香穂子はフルーツの盛り合わせをどっかりとサイドボードに置いた。

「お見舞いって、本当に果物を持ってくる人、いるんですね」

「あっ、ダメだった?」

「いいえ、嬉しいです。香穂先輩からもらえるものなら、なんでも」

そんな志水に照れる自分を見られるのが恥ずかしくて、香穂子はいそいそと花瓶の水を替える。

その間、志水は果物の盛り合わせの中にあるグレープフルーツをじっと見つめていた。

「………?志水くん、グレープフルーツ食べたいの?剥こうか?」

「…はい。お願いします」

わかった、と香穂子は志水のベッドの横にある椅子に座り、グレープフルーツを剥きはじめた。

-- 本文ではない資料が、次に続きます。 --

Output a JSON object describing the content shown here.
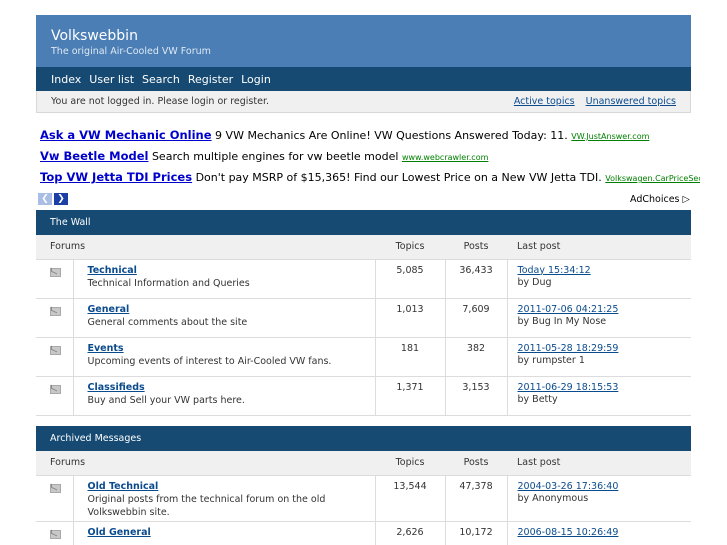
{
  "header": {
    "title": "Volkswebbin",
    "description": "The original Air-Cooled VW Forum"
  },
  "menu": [
    "Index",
    "User list",
    "Search",
    "Register",
    "Login"
  ],
  "status": {
    "welcome": "You are not logged in. Please login or register.",
    "links": [
      "Active topics",
      "Unanswered topics"
    ]
  },
  "ads": [
    {
      "title": "Ask a VW Mechanic Online",
      "text": "9 VW Mechanics Are Online! VW Questions Answered Today: 11.",
      "url": "VW.JustAnswer.com"
    },
    {
      "title": "Vw Beetle Model",
      "text": "Search multiple engines for vw beetle model",
      "url": "www.webcrawler.com"
    },
    {
      "title": "Top VW Jetta TDI Prices",
      "text": "Don't pay MSRP of $15,365! Find our Lowest Price on a New VW Jetta TDI.",
      "url": "Volkswagen.CarPriceSecrets.com"
    }
  ],
  "adchoices": "AdChoices",
  "columns": {
    "forums": "Forums",
    "topics": "Topics",
    "posts": "Posts",
    "last": "Last post"
  },
  "categories": [
    {
      "name": "The Wall",
      "forums": [
        {
          "title": "Technical",
          "desc": "Technical Information and Queries",
          "topics": "5,085",
          "posts": "36,433",
          "last": "Today 15:34:12",
          "by": "by Dug"
        },
        {
          "title": "General",
          "desc": "General comments about the site",
          "topics": "1,013",
          "posts": "7,609",
          "last": "2011-07-06 04:21:25",
          "by": "by Bug In My Nose"
        },
        {
          "title": "Events",
          "desc": "Upcoming events of interest to Air-Cooled VW fans.",
          "topics": "181",
          "posts": "382",
          "last": "2011-05-28 18:29:59",
          "by": "by rumpster 1"
        },
        {
          "title": "Classifieds",
          "desc": "Buy and Sell your VW parts here.",
          "topics": "1,371",
          "posts": "3,153",
          "last": "2011-06-29 18:15:53",
          "by": "by Betty"
        }
      ]
    },
    {
      "name": "Archived Messages",
      "forums": [
        {
          "title": "Old Technical",
          "desc": "Original posts from the technical forum on the old Volkswebbin site.",
          "topics": "13,544",
          "posts": "47,378",
          "last": "2004-03-26 17:36:40",
          "by": "by Anonymous"
        },
        {
          "title": "Old General",
          "desc": "",
          "topics": "2,626",
          "posts": "10,172",
          "last": "2006-08-15 10:26:49",
          "by": ""
        }
      ]
    }
  ]
}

「はい、志水くん。すっぱいからあんまり食べ過ぎないようにね」

丁寧に剥かれたグレープフルーツを、香穂子の手からぱくりと食べる。
途端、口を尖らせた志水を見て、香穂子は笑った。

「………」

「あはは、やっぱすっぱかったんだ。ね、私も食べていい?」

「香穂、先輩」

「ん?………!」

ちゅっ。

「し、志水…くん…?」

「ファーストキスは、レモンの味だと聞いたので。グレープフルーツだと少し違うけど、近い味、しましたか?」

「…した、よ」

赤くなって俯く香穂子に、今度は志水が笑った。